Property Tax Adjustment - Nursing facilities that are at or below the lid on the operations component of the rate will receive current funding of property tax increases resulting from new construction or major renovations projects.

 

 

 

EFFECT OF SENATE AMENDMENT(S):  Major assets acquired after the effective date of the act are depreciated over at least 40 years.  The financing rate is no longer applied to working capital.  A "capital portion" of the rate and a "non-capital portion" of the rate are defined.  Both rates would then be separately referenced in the operating budget and each subject to the budget dial.  Under current law, the total rate is subject to the budget dial.  Language is removed which would have set a certificate of need bed-to-population ratio for nursing facility beds in statute.  Provisions of the bill related to variable return, property, and financing rate-setting are repealed June 30, 2001.

 

Appropriation:  None.

 

Fiscal Note:  Available.

 

Effective Date:  The bill contains an emergency clause and takes effect immediately.

 

Testimony For:  (Health Care) (Original bill) This measure will be fair to patients who need and deserve a good place to live and to receive good quality of care.  It is also fair to existing facilities that have renovated or rebuilt under terms of the current system.  Older facilities will benefit.

 

(Appropriations) (Substitute bill) This is a good bill that honors past commitments made when providers invested in new or remodeled facilities.  The capital payment system is important if we want quality facilities.  The variable rate of return punishes those who are less efficient.  While the bill would be improved by setting a depreciation floor and by the current funding of property taxes, this is an important and good bill.

 

Testimony Against:  (Health Care) (Original bill) This measure will cost additional tax dollars and is not in the Governor's budget.

 

(Appropriations) (Substitute bill) This bill does not generate the level of savings assumed in the Governor's budget.  All providers receive some variable rate of return, even the least efficient ones.  This does not appear to be a prudent way to spend money.  The money should be provided to home care workers instead.

 

Testified:  (Health Care) (Original bill) (Support) Karen Tynes, Washington Association of Housing Services Assistance; Chuck Hawley, Sisters of Providence; Jerry Reilly, Washington Health Care Association; Robert Ogden, Providence Mount St.

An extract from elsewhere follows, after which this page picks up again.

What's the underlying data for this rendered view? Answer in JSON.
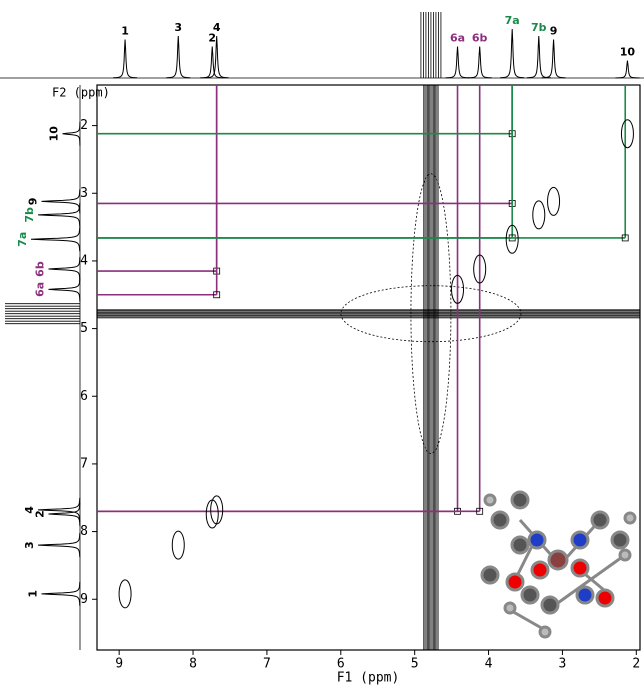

Vincent; and Sam Wan, Kin On Health Care.

 

(Health Care) (Oppose) Denise Gaither, Department of Social & Health Services; and Bruce Reeves, Senior Citizen Lobby.

 

(Appropriations) (In support) Jerry Reilly, Washington Health Care Association; Karen Tynes, Washington Association of Housing and Services for the Aged; and Linda Hull, Sisters of Providence.

 

(Appropriations) (Opposed) Nancy Holderman, Department of Social and Health Services.

 

(Appropriations) (Concerns) Bruce Reeves, Senior Citizens Lobby.